Peta Pilpres 2029: Prabowo Makin Dominan! Dasco-Sjafrie Digadang Jadi Pendamping
Prabowo makin dominan di Pilpres 2029. Nama Dasco dan Sjafrie mencuat sebagai calon pendamping, tapi peta politik masih bisa berubah.
Peta Pilpres 2029 mulai menunjukkan arah yang mengejutkan. Prabowo Subianto disebut makin dominan tanpa penantang sepadan, sementara nama pendampingnya mulai jadi sorotan.
Bukan hanya soal siapa capres, tapi juga siapa yang akan mendampingi—karena efeknya bisa menentukan arah kekuatan politik nasional.
Pengamat politik Yunarto Wijaya menilai elektabilitas Prabowo hingga awal 2026 masih berada di posisi teratas berdasarkan sejumlah survei terbaru.
Di tengah dominasi tersebut, muncul dinamika baru terkait kandidat calon wakil presiden (cawapres) yang berpotensi mendampingi Prabowo dalam kontestasi 2029.
Dominasi Prabowo Masih Tak Tergoyahkan
Sejumlah survei politik menunjukkan bahwa Prabowo masih menjadi figur terkuat menuju Pilpres 2029. Dukungan dari partai koalisi semakin mempertebal peluangnya untuk kembali maju.
Baca Juga: Tokoh Populer Mencuat, Bisa Ganggu Dominasi Prabowo 2029
Meski begitu, posisi pesaing belum benar-benar solid.

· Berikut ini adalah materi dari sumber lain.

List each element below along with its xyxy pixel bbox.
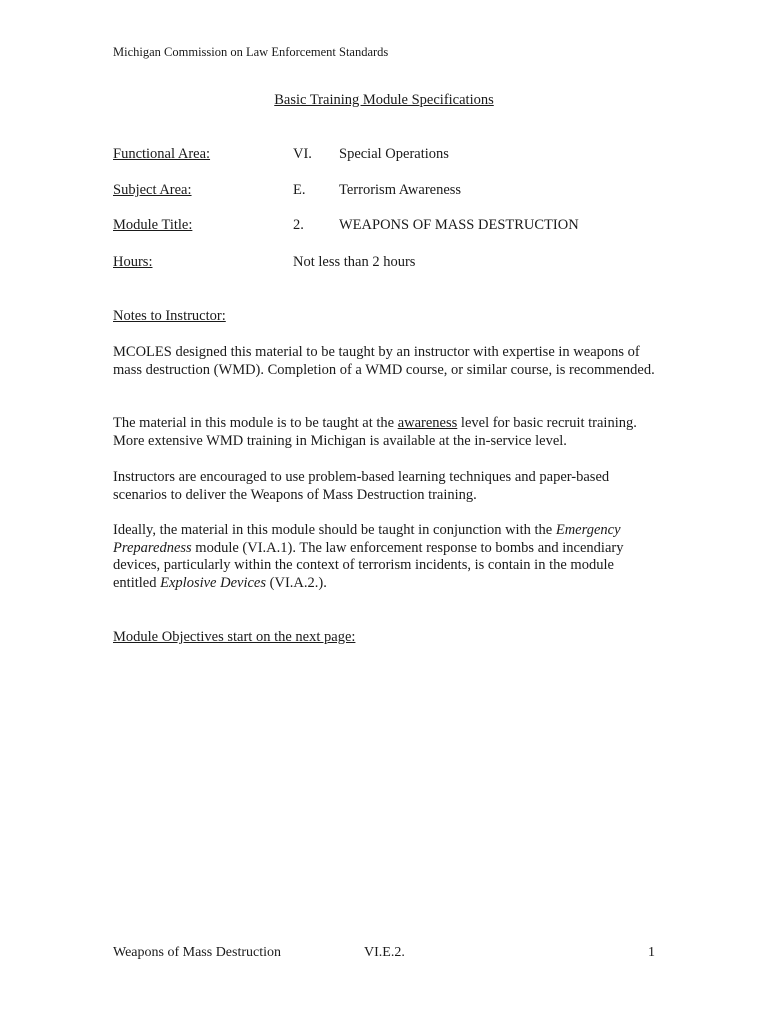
paragraph-awareness-text-b: level for basic recruit training. More extensive WMD training in Michigan is available at the in-service level.: [113, 415, 637, 449]
paragraph-conjunction-text-a: Ideally, the material in this module should be taught in conjunction with the: [113, 522, 556, 538]
module-title-value: WEAPONS OF MASS DESTRUCTION: [339, 217, 579, 233]
page-number: 1: [648, 945, 655, 960]
hours-label: Hours:: [113, 254, 153, 270]
module-title-number: 2.: [293, 217, 304, 233]
module-title-row: [113, 217, 673, 237]
notes-heading: Notes to Instructor:: [113, 308, 226, 324]
subject-area-value: Terrorism Awareness: [339, 182, 462, 198]
paragraph-conjunction-text-c: (VI.A.2.).: [266, 574, 327, 591]
footer-module-code: VI.E.2.: [364, 945, 405, 960]
emergency-preparedness-title: Emergency Preparedness: [113, 522, 621, 556]
explosive-devices-title: Explosive Devices: [160, 574, 267, 591]
functional-area-label: Functional Area:: [113, 146, 211, 162]
paragraph-awareness-text-a: The material in this module is to be taught at the: [113, 415, 398, 431]
module-title-label: Module Title:: [113, 217, 193, 233]
subject-area-label: Subject Area:: [113, 182, 192, 198]
paragraph-conjunction: [113, 522, 658, 592]
footer-module-name: Weapons of Mass Destruction: [113, 945, 282, 960]
document-title: [0, 92, 768, 109]
page-header: Michigan Commission on Law Enforcement Standards: [113, 45, 389, 59]
paragraph-techniques: Instructors are encouraged to use problem-based learning techniques and paper-based scenarios to deliver the Weapons of Mass Destruction training.: [113, 469, 610, 503]
subject-area-row: [113, 182, 673, 202]
awareness-term: awareness: [397, 415, 458, 431]
functional-area-row: [113, 146, 673, 166]
hours-value: Not less than 2 hours: [293, 254, 416, 270]
hours-row: [113, 254, 673, 274]
paragraph-expertise: MCOLES designed this material to be taught by an instructor with expertise in weapons of mass destruction (WMD). Completion of a WMD course, or similar course, is recommended.: [113, 344, 655, 378]
objectives-note: Module Objectives start on the next page:: [113, 629, 356, 645]
functional-area-value: Special Operations: [339, 146, 449, 162]
paragraph-conjunction-text-b: module (VI.A.1). The law enforcement response to bombs and incendiary devices, particularly within the context of terrorism incidents, is contain in the module entitled: [113, 539, 624, 591]
subject-area-number: E.: [293, 182, 306, 198]
document-title-text: Basic Training Module Specifications: [274, 92, 494, 108]
functional-area-number: VI.: [293, 146, 312, 162]
paragraph-awareness: [113, 415, 658, 450]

Anies Baswedan masih disebut sebagai kandidat potensial berkat basis suara dari Pilpres 2024.
Selain itu, nama Dedi Mulyadi juga mulai diperhitungkan karena kekuatan basis pemilih di Jawa Barat.
Kenapa Penantang Belum Mampu Mengejar?
Menurut Yunarto, kekuatan para pesaing masih bergantung pada faktor tertentu. Anies dinilai masih bertumpu pada sisa basis suara lama, sementara Dedi Mulyadi mengandalkan kekuatan regional.
Faktor kunci lainnya adalah tingkat kepuasan publik terhadap Prabowo. Jika kepuasan tetap tinggi, maka peluang pesaing untuk menyalip akan semakin kecil.
Sebaliknya, jika terjadi penurunan, maka peta persaingan bisa berubah drastis.
Dominasi Prabowo membuat arah koalisi politik cenderung mengerucut. Partai-partai besar kemungkinan akan lebih memilih merapat ketimbang mengambil risiko mengusung kandidat tandingan.
Hal ini juga berdampak pada strategi tokoh-tokoh lain yang harus bekerja lebih keras untuk meningkatkan popularitas dan elektabilitas mereka di tingkat nasional.
Baca Juga: Dari Lawan Jadi Kawan, Dukungan ke Prabowo Melebar
Nama Dasco dan Sjafrie Mulai Menguat
Di tengah kuatnya posisi Prabowo, bursa calon wakil presiden mulai ramai diperbincangkan. Nama Sufmi Dasco Ahmad dan Sjafrie Sjamsoeddin disebut sebagai kandidat potensial.
Keduanya dinilai memiliki kedekatan dengan Partai Gerindra serta pengalaman politik dan pemerintahan yang cukup kuat.
Meski demikian, terdapat dinamika menarik. Sjafrie sempat dikabarkan tidak berminat maju sebagai cawapres, meskipun namanya tetap masuk dalam radar politik 2029.
Peluag Munculnya Kejutan Politik
Meski saat ini terlihat dominan, peta politik Indonesia masih sangat dinamis. Sejarah mencatat kemunculan tokoh-tokoh tak terduga seperti Susilo Bambang Yudhoyono pada 2004 dan Joko Widodo pada 2014.
Artinya, peluang munculnya kejutan politik tetap terbuka lebar dalam beberapa tahun ke depan.
Baca juga: Diam-Diam Peta Koalisi 2029 Berubah, Anies-AHY Tantang
Hingga awal 2026, Prabowo Subianto masih berada di puncak peta Pilpres 2029 tanpa penantang kuat. Sementara itu, nama Sufmi Dasco Ahmad dan Sjafrie Sjamsoeddin mulai mencuat sebagai calon pendamping.
Namun, dengan waktu yang masih panjang, segala kemungkinan masih bisa terjadi—dan kejutan politik bukan hal yang mustahil.